O Instituto de Microeletrônica da Academia Chinesa de Ciências desenvolveu uma célula DRAM inovadora, chamada 2T0C. Ela apresenta um tamanho de 4F², uma retenção de dados de 500 segundos e capacidade para armazenar 2 bits por célula, com latência de 50ns. O processo de fabricação simplificado, que utiliza uma única litografia, promete reduzir os custos em até 30% em comparação com a tecnologia tradicional da Samsung.

Pesquisadores do Instituto de Microeletrônica estão mudando a forma como se pensa sobre a memória RAM global. Essa mudança se deve à eliminação do capacitor convencional, que sempre foi um ponto fraco da DRAM, por ser um componente que perde carga rapidamente e dificulta a miniaturização dos chips.

A nova estrutura 2T0C utiliza dois transistores—um para leitura e outro para escrita—compartilhando um canal de carga flutuante. Isso permite armazenar quatro níveis diferentes de tensão elétrica, mantendo o tamanho em 4F², mas sem as complicações dos buracos profundos que aumentam os custos de fabricação.

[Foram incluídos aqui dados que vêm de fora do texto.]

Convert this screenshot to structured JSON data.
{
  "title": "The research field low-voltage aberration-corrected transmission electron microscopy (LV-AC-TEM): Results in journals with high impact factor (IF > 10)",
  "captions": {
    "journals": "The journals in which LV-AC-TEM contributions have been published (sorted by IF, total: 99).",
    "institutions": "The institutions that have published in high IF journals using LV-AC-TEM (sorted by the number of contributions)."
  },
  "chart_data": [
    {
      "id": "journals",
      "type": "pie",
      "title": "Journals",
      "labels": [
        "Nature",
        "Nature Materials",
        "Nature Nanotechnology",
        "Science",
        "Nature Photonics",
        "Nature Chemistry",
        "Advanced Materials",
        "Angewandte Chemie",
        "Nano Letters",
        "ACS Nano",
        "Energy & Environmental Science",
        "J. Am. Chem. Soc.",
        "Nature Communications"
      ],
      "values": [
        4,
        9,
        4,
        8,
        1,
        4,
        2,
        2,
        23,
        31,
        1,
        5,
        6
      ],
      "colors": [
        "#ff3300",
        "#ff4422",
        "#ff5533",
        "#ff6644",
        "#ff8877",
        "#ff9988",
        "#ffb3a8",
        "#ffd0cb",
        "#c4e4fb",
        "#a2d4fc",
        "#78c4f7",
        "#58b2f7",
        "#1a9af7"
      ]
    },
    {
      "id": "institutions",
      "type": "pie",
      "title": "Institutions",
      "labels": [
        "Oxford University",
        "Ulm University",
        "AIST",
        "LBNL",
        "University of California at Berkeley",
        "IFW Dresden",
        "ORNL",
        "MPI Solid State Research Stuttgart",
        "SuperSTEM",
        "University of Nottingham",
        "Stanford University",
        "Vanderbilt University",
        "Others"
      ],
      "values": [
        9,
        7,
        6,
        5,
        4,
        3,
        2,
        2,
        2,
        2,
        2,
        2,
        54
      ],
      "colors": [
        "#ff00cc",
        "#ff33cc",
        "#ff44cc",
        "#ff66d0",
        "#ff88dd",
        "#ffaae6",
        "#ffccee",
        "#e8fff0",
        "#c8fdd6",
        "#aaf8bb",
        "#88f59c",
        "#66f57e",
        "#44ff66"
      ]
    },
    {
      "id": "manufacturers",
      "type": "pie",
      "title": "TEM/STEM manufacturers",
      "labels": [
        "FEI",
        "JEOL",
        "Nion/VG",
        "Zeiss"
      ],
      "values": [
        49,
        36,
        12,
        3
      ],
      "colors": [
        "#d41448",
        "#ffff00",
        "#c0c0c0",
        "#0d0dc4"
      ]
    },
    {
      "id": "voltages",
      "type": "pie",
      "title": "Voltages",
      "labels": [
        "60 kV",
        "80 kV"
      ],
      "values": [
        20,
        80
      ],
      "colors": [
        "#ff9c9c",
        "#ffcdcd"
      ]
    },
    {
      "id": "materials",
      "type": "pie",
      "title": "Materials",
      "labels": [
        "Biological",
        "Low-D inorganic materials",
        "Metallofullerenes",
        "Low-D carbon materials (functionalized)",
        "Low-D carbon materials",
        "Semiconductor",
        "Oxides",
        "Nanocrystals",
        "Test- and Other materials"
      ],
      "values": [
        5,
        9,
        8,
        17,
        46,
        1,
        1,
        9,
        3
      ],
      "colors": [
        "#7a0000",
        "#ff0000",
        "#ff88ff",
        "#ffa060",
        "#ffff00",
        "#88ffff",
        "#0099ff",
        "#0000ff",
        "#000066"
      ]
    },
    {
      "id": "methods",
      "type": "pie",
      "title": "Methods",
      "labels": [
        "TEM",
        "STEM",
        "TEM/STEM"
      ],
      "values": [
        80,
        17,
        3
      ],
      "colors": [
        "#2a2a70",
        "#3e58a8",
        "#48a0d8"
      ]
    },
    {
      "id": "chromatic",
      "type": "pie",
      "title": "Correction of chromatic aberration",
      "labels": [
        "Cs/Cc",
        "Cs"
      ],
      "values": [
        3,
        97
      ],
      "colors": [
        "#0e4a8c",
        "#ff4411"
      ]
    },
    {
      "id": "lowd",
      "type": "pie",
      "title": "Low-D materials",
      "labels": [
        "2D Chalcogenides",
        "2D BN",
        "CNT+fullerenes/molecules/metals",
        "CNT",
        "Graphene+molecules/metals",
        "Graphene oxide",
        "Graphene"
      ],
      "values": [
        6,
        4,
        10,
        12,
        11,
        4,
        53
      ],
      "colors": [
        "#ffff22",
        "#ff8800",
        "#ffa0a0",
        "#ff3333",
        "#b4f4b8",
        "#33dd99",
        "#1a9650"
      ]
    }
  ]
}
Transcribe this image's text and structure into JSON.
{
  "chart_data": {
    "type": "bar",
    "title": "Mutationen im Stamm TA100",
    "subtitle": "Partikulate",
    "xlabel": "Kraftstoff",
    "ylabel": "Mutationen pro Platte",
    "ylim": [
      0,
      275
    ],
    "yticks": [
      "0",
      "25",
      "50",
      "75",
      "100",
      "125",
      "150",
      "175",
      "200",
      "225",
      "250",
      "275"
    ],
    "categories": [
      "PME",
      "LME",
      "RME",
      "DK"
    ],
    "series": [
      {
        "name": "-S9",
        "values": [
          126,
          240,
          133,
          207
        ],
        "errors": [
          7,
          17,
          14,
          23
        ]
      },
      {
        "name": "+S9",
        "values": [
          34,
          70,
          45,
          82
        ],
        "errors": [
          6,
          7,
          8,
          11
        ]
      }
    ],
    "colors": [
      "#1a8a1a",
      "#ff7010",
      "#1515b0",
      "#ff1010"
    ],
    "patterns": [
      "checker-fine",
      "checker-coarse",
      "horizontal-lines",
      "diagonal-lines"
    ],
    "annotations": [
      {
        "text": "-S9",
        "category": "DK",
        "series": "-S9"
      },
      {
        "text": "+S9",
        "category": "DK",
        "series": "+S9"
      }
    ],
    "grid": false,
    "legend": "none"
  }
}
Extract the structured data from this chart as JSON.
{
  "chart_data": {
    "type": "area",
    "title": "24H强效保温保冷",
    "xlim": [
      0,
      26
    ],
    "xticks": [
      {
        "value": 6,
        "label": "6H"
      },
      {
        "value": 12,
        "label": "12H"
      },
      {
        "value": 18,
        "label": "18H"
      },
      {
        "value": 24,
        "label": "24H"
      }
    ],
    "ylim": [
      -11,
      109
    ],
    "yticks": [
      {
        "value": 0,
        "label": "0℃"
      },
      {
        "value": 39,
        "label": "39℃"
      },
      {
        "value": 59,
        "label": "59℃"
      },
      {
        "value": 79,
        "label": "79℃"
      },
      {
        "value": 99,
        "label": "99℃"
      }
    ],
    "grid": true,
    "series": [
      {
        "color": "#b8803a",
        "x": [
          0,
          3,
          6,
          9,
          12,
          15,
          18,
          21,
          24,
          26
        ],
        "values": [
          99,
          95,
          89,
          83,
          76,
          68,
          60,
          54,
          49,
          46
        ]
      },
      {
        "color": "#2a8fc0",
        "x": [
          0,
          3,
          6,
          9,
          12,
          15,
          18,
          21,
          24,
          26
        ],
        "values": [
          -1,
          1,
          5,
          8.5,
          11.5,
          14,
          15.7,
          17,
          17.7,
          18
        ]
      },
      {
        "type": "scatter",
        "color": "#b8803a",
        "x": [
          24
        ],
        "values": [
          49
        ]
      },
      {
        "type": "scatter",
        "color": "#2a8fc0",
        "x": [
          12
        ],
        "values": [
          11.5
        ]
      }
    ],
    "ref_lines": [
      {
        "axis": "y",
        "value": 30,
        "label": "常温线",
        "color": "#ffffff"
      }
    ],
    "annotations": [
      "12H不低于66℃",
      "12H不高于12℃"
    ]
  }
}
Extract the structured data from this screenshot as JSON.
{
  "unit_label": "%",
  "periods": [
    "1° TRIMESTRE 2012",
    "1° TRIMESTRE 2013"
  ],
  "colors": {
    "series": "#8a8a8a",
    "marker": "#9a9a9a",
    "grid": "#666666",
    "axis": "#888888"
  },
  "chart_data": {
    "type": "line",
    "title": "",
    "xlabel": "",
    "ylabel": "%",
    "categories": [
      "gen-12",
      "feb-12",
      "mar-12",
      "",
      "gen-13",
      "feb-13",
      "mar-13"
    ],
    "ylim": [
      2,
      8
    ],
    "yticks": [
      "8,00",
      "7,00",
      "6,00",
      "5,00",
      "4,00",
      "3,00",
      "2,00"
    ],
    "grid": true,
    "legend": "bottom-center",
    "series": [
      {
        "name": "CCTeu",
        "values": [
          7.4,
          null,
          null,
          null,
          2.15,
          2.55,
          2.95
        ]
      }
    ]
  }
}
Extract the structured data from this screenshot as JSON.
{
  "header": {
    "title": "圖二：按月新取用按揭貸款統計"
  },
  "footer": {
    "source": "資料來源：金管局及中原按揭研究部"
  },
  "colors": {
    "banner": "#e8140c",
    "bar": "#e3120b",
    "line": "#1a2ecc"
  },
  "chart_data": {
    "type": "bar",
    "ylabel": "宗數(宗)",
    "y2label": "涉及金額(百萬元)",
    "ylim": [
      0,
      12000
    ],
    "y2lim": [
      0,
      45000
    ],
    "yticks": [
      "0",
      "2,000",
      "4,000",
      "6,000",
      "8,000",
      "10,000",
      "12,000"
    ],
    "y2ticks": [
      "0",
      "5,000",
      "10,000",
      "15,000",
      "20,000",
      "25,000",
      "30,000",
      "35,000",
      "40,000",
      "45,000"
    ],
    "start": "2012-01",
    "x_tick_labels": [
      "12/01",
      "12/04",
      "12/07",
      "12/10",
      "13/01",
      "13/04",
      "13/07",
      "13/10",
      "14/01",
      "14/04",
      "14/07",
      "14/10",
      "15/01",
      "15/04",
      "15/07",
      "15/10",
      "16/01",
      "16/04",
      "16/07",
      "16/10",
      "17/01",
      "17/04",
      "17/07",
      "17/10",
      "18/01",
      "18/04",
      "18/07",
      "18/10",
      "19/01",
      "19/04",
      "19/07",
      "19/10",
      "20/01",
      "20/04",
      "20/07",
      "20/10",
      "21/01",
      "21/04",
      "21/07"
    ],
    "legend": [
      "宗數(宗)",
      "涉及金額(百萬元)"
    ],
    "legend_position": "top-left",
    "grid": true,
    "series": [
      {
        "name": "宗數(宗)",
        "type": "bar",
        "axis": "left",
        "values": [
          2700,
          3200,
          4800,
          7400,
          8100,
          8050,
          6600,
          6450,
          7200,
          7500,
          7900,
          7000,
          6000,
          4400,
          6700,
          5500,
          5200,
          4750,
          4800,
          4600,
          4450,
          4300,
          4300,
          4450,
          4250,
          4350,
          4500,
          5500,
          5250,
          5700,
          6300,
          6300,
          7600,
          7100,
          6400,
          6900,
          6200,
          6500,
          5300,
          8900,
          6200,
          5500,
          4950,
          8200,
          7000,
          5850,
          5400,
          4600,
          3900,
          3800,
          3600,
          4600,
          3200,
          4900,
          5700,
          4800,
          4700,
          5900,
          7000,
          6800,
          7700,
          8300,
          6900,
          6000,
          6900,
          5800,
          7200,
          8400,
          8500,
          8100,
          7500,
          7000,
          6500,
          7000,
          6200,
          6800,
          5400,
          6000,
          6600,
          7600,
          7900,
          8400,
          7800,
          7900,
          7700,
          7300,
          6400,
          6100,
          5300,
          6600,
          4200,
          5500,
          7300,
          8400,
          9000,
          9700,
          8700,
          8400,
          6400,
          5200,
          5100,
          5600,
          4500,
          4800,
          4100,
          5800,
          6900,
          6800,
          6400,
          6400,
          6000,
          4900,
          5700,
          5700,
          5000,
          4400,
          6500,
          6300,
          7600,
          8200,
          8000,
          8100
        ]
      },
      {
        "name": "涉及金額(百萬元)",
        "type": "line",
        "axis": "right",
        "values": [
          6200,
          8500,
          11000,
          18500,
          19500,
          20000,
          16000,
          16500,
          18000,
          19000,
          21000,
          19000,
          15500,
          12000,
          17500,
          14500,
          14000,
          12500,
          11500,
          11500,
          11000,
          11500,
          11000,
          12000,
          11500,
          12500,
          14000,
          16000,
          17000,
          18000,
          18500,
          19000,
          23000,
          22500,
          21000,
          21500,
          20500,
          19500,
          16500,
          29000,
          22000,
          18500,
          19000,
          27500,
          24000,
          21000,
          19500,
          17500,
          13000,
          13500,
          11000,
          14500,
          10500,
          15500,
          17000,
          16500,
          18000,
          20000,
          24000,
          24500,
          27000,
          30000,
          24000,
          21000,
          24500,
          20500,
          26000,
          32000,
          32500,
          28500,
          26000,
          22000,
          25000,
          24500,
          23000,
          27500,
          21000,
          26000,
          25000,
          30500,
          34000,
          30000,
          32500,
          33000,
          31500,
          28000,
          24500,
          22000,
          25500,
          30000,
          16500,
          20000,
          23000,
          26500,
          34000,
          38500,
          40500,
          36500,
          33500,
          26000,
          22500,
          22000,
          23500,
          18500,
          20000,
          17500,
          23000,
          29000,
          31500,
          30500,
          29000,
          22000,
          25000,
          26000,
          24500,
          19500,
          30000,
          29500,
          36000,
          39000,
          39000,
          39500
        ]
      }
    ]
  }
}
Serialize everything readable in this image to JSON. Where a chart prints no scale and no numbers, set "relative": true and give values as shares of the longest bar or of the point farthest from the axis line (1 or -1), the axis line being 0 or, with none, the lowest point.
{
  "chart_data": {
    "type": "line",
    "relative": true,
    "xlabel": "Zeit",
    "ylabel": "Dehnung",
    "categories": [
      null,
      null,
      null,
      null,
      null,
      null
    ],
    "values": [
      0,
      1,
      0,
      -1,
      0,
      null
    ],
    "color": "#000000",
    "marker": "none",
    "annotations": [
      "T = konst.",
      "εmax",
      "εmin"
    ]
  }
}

O segredo está no processo

O diferencial desse desenvolvimento está na técnica de fabricação: uma camada múltipla de IGZO (óxido de índio-gálio-zinco) com apenas 5 nanômetros de espessura é aplicada sobre nitreto de tântalo e dióxido de silício. Além disso, a litografia é feita em uma largura de 120 nanômetros com autoalinhamento dos transistores, eliminando a necessidade de máscaras extras que encarecem o processo.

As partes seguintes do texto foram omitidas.